Are there any departments that have recently filed for or won the FLSA ruling regarding overtime. I am a Union president and have attempted to file. Attorneys state we are on a 28 day work cycle and that prohibits us. We are 4 on and 2 off schedule. Any advice appreciated.


----------



## Ranger2 (Aug 13, 2004)

Hmmm... I find it hard to believe that this was the response back.. but then again.. in the grand old Commonwealth nothing surprises me. Since you an officer does work 40 hours in a week.. they are eligible for OT. This is under the guise of the FLSA. However, union contracts may take precendt over this because of other stips such as details pay and whatever else. The 28 day cycle is bogus and it is a mere techicality, I would pursue it.


----------



## scungie (Jun 20, 2002)

try Newton, they get it, dont know the aspects of it


----------



## Guest (Nov 23, 2004)

In order for you to figure out, you have to first define your word period, ie. 28 days, but also how many hours in that defined work period? Once you find out how many hours are in the work week, then you can figure out if any FLSA premium pay is required. However, by contract almost all officers are paid OT even though they have not worked more than 40 hours, but rather worked any shift outside their normally scheduled shift. OT hourly rate is generally a lot lower than FLSA premium pay rate, because FLSA counts all stipends, ie. EMT, shift diff, educational incentive, longevity, etc.

Shift coverage OT and town details count towards FLSA hourly calculations, private details DO NOT. It is important to note that all calculations are for actual hours WORKED, so vacation, sick, comp., do not count towards calculation hours in the defined work period.

The FLSA calculations are complicated but not impossible to understand, but if you are eligible for FLSA premium pay in a pay particular period, you probably will have a different FLSA pay rate from one time to the next because of contractual OT credits. For example, when you work one OT shift and even though you did not work more than 40 hours in that week because of 4 x 2 schedule, you still receive OT rate. Those hours of OT are credited towards your employer.

In other words, if your FLSA rate was $65.00/hr in one pay period and you worked enough shift OT and Town details to cross the eligibility threshold another pay period, your rate could increase or decrease based on how many actual shifts worked in that period.

This is just a very brief overview of how it is calculated, probably raises more questions than answers but worth challenging because the pay rate is significantly increased after all the incentives are added in.
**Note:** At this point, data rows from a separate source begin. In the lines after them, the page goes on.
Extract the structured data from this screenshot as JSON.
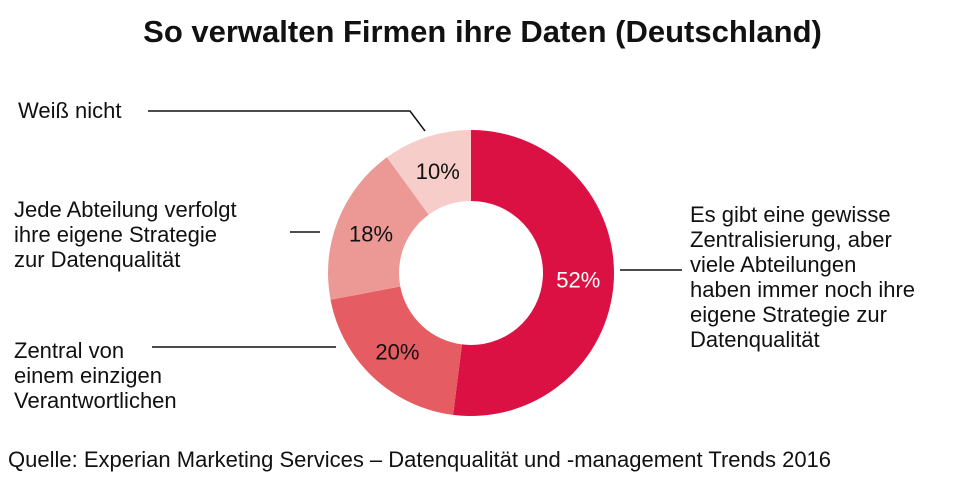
{
  "chart_data": {
    "type": "pie",
    "donut": true,
    "title": "So verwalten Firmen ihre Daten (Deutschland)",
    "source": "Quelle: Experian Marketing Services – Datenqualität und -management Trends 2016",
    "slices": [
      {
        "label": "Es gibt eine gewisse Zentralisierung, aber viele Abteilungen haben immer noch ihre eigene Strategie zur Datenqualität",
        "value": 52,
        "value_label": "52%",
        "color": "#DC1143"
      },
      {
        "label": "Zentral von einem einzigen Verantwortlichen",
        "value": 20,
        "value_label": "20%",
        "color": "#E55C62"
      },
      {
        "label": "Jede Abteilung verfolgt ihre eigene Strategie zur Datenqualität",
        "value": 18,
        "value_label": "18%",
        "color": "#EC9894"
      },
      {
        "label": "Weiß nicht",
        "value": 10,
        "value_label": "10%",
        "color": "#F6CDC9"
      }
    ]
  }
}
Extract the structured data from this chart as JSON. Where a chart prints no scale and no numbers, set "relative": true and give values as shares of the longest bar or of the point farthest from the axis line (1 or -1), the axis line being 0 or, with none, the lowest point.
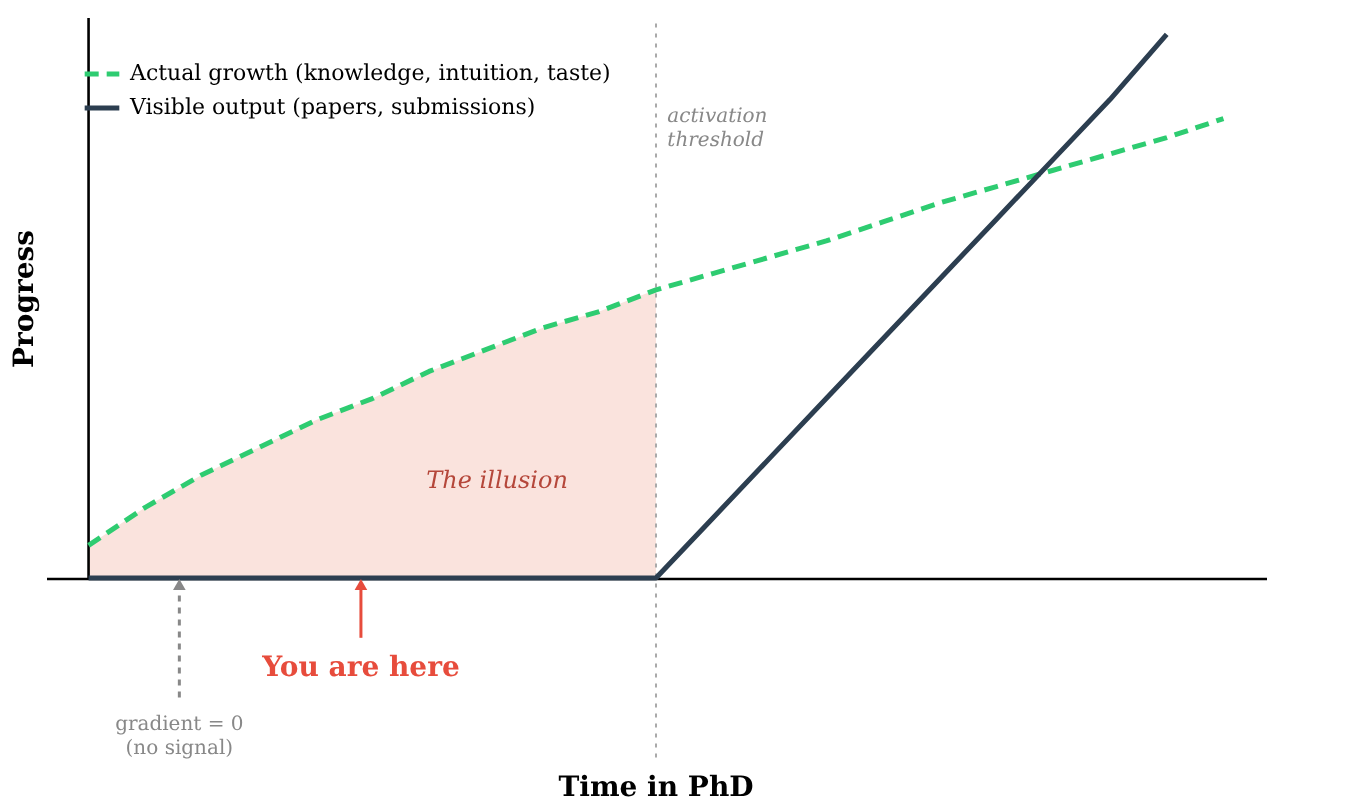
{
  "chart_data": {
    "type": "line",
    "relative": true,
    "ylabel": "Progress",
    "categories": [
      null,
      null,
      null,
      null,
      null,
      null,
      null,
      null,
      null,
      null,
      null,
      null,
      null,
      null,
      null,
      null,
      null,
      null,
      null,
      null,
      null
    ],
    "grid": false,
    "legend": "top left",
    "series": [
      {
        "type": "area",
        "color": "#fae3dd",
        "values": [
          0.06,
          0.13,
          0.19,
          0.24,
          0.29,
          0.33,
          0.38,
          0.42,
          0.46,
          0.49,
          0.53,
          null,
          null,
          null,
          null,
          null,
          null,
          null,
          null,
          null,
          null
        ]
      },
      {
        "name": "Actual growth (knowledge, intuition, taste)",
        "color": "#2ecc71",
        "line_style": "dashed",
        "values": [
          0.06,
          0.13,
          0.19,
          0.24,
          0.29,
          0.33,
          0.38,
          0.42,
          0.46,
          0.49,
          0.53,
          0.56,
          0.59,
          0.62,
          0.655,
          0.69,
          0.72,
          0.75,
          0.78,
          0.81,
          0.845
        ]
      },
      {
        "name": "Visible output (papers, submissions)",
        "color": "#2c3e50",
        "line_style": "solid",
        "values": [
          0,
          0,
          0,
          0,
          0,
          0,
          0,
          0,
          0,
          0,
          0,
          0.11,
          0.22,
          0.33,
          0.44,
          0.55,
          0.66,
          0.77,
          0.88,
          1.0,
          null
        ]
      }
    ],
    "annotations": [
      "The illusion",
      "You are here",
      "gradient = 0\n(no signal)",
      "activation\nthreshold",
      "Time in PhD"
    ]
  }
}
The law firm of Sandulli and Grace in Boston, is well versed in this area and recently won a big case for BPD. They are working on the actual dollar reward for all the officers involved in the recent lawsuit.

Posted Tue Nov 23, 17:27:

One more note on FLSA payments, you can bargain to have all OT payments reflect FLSA premium pay. I know there are a few Cities and Towns that have that provision in their contract.


----------



## Guest (Nov 25, 2004)

Thanks for responding. I know that I was told that because of our contract, we can challenge the FLSA. The 28 day cycle was inacted back in 1986, but our new contract which states we have a 40 hour work week supercedes that. No matter how I read the information, it is very confusing. I appreciate your responses in helping to clarify this.


----------



## bosco109 (Nov 27, 2004)

*FLSA*

It does not matter however many hours your contract says whether its 40hrs or 37.5 hrs. In a 28 day cycle the FLSA rate kicks in when you go over 171 hours worked. And like previously stated that includes hours worked regular time, overtime, and town details. 171 hours for police, 212 hours for fire is the threshold. You can go on the US Dept of Labor website and research it. The Dept of Labor came into my town where I work and looked into it 10 years ago and the town was in violation and retro checks were cut. Your contract cannot trump FLSA law.


----------



## Guest (Dec 14, 2004)

You are correct, your contract does not trump FLSA. However, your contract does define the work period and that it what is used in calculating whether you are entitled to FLSA premium pay in that work period. You can also bargain to have all shift OT, town details, calculated using FLSA premium pay.


----------